THANK GOD FOR THE HARD HATS: Comes a time every year -- and this may be a little tardy, but you're industrious -- when we recommend recent fiction and nonfiction books pertaining to this site's themes (or not) for your holiday gift-giving and reading. Along those lines, I'll again commend to you Mark Harris' Pictures at a Revolution, about which I've written previously, which surveys the five films nominated for the Academy Award for Best Picture for 1967, a moment which reflected and furthered the shift away from the studio system and towards independent, more personal, youth-oriented films.

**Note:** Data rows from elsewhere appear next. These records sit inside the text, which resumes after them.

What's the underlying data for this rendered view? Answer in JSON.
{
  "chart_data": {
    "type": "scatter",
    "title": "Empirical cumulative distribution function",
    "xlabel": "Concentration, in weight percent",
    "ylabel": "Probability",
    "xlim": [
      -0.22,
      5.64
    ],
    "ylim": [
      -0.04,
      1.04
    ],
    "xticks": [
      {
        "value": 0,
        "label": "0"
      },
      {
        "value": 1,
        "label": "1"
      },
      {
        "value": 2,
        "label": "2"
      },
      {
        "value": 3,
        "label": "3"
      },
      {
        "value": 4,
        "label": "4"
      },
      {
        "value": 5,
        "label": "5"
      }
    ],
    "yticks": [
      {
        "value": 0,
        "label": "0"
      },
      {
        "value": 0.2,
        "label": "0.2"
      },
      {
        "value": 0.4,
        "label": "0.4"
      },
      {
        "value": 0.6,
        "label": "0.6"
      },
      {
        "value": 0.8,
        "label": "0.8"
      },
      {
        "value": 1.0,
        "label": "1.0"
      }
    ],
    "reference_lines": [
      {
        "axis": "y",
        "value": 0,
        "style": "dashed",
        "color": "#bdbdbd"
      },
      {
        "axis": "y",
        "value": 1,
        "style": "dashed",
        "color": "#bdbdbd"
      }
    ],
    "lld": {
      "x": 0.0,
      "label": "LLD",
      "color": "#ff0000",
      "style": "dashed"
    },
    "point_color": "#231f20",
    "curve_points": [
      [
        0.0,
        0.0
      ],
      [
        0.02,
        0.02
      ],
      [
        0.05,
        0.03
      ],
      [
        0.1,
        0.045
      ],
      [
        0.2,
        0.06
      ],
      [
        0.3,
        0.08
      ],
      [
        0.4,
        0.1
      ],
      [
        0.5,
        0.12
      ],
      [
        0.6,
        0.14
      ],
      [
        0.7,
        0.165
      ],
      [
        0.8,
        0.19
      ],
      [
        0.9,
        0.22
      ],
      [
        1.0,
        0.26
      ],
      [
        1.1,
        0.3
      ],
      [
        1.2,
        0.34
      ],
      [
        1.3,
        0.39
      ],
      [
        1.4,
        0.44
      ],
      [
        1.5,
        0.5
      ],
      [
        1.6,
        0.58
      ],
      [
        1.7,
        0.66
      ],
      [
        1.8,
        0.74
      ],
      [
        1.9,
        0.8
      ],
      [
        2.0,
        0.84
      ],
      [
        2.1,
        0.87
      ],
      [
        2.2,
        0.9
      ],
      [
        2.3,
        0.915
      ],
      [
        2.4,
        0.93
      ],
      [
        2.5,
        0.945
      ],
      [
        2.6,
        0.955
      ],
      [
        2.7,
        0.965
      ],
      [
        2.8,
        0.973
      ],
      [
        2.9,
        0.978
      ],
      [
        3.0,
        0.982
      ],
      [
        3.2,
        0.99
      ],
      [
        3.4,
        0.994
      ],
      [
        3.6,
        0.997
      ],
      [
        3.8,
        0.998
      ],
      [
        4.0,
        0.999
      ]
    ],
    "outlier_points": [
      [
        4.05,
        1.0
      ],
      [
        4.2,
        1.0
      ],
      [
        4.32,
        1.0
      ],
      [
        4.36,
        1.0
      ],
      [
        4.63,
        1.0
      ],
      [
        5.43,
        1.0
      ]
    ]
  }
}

Something of a bookend to that, though I hadn't recognized this before, is Nixonland by my friend Rick Perlstein, about which I probably don't need to say too much at this point given that it's made just about every top-ten year end list from The Economist to Entertainment Weekly. The cultural revolution reflected by films like The Graduate and Bonnie and Clyde led to a backlash from the squares which Richard Nixon recognized and shrewdly capitalized upon, turning a nation that voted 60-40 for LBJ over Goldwater in 1964 to a 60-40 Nixon rout of McGovern eight years later. It's a political history and a cultural one as well, and if you appreciate this excerpt, you ought to read the whole thing.
What books of 2008 do you recommend?